Optimize cost and performance

AI Observability captures detailed token usage, cost, and cache data for every generation. Use this data to find optimization opportunities and reduce your AI spending.

Analyze token usage

Open Analytics and review the tokens and cost dashboard. Look for:

High-token agents: agents that consistently use more tokens than expected may have verbose prompts or unnecessary context.
Model selection: some calls may use expensive models where a cheaper alternative would produce equivalent results.
Reasoning tokens: if reasoning tokens are high, check whether thinking mode is enabled unnecessarily.

Improve cache efficiency

Prompt caching reduces costs by reusing previously processed prompt prefixes. AI Observability tracks cache read and cache write tokens for each generation.

To improve cache rates:

Keep the system prompt stable. Changing the system prompt frequently invalidates the cache.
Place static content (system prompt, tool definitions) at the beginning of the message sequence.
Minimize dynamic content that changes between requests.

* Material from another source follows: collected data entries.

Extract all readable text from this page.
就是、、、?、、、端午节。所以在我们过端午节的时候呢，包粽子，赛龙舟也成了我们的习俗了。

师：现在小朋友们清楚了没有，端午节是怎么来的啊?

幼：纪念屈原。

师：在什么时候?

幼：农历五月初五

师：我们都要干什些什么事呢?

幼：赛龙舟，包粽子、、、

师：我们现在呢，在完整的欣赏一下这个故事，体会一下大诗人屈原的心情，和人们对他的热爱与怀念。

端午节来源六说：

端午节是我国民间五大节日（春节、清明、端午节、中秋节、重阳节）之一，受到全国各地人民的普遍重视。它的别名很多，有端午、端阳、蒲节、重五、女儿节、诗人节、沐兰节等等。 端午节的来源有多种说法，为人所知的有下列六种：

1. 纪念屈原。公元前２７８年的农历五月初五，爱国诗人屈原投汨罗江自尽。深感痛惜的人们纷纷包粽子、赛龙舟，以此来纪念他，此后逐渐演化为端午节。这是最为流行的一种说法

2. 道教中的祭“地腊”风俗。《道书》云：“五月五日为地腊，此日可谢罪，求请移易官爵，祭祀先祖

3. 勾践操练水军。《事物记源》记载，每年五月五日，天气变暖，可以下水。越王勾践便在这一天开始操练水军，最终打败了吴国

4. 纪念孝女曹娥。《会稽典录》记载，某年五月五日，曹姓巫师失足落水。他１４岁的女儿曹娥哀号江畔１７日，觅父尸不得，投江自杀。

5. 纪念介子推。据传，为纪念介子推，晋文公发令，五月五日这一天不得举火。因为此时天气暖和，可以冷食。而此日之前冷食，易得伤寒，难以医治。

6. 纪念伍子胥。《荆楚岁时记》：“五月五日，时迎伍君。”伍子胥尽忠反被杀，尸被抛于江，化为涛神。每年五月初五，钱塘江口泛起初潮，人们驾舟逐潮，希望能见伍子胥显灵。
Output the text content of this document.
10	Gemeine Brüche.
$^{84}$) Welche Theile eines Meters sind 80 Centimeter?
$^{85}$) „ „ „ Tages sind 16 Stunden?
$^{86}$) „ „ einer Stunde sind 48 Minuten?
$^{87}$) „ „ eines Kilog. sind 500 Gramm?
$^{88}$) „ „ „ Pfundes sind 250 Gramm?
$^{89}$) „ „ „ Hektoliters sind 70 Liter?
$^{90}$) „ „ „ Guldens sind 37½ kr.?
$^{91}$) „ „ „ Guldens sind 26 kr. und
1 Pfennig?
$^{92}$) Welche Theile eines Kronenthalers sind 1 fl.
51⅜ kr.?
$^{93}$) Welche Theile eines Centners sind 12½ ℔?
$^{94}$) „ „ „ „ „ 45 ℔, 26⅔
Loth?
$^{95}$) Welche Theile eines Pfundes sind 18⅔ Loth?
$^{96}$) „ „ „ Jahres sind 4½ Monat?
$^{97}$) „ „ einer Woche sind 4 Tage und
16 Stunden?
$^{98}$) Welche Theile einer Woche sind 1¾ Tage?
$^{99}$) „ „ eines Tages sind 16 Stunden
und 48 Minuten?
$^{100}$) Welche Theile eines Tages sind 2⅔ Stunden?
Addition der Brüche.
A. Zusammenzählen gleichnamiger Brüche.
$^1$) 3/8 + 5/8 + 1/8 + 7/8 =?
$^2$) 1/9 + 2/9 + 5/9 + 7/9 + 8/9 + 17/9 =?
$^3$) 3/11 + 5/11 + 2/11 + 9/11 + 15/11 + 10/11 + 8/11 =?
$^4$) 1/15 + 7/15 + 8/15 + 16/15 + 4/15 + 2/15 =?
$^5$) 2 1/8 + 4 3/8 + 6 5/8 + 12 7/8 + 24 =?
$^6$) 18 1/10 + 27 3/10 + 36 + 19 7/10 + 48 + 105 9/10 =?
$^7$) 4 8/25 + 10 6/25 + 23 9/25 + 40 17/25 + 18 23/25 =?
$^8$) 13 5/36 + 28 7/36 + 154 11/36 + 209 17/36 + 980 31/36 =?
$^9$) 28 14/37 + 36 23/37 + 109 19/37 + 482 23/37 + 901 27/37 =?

Monitor cache efficiency in the analytics dashboard. A healthy cache read ratio means you’re reusing processed prompt prefixes effectively.

Reduce tool call overhead

The tools analytics page shows tool call frequency and duration. Look for:

Unused tools: tools that are defined but never called add prompt tokens without value. Consider removing them.
Slow tools: tools with high execution time may benefit from timeouts or caching.
Excessive tool calls: agents that call too many tools per turn may need prompt adjustments.

Compare agent versions

When you change prompts or tools, use the agent catalog to compare the new version’s cost and performance against the previous version. Check whether the change improved quality without significantly increasing cost, or vice versa.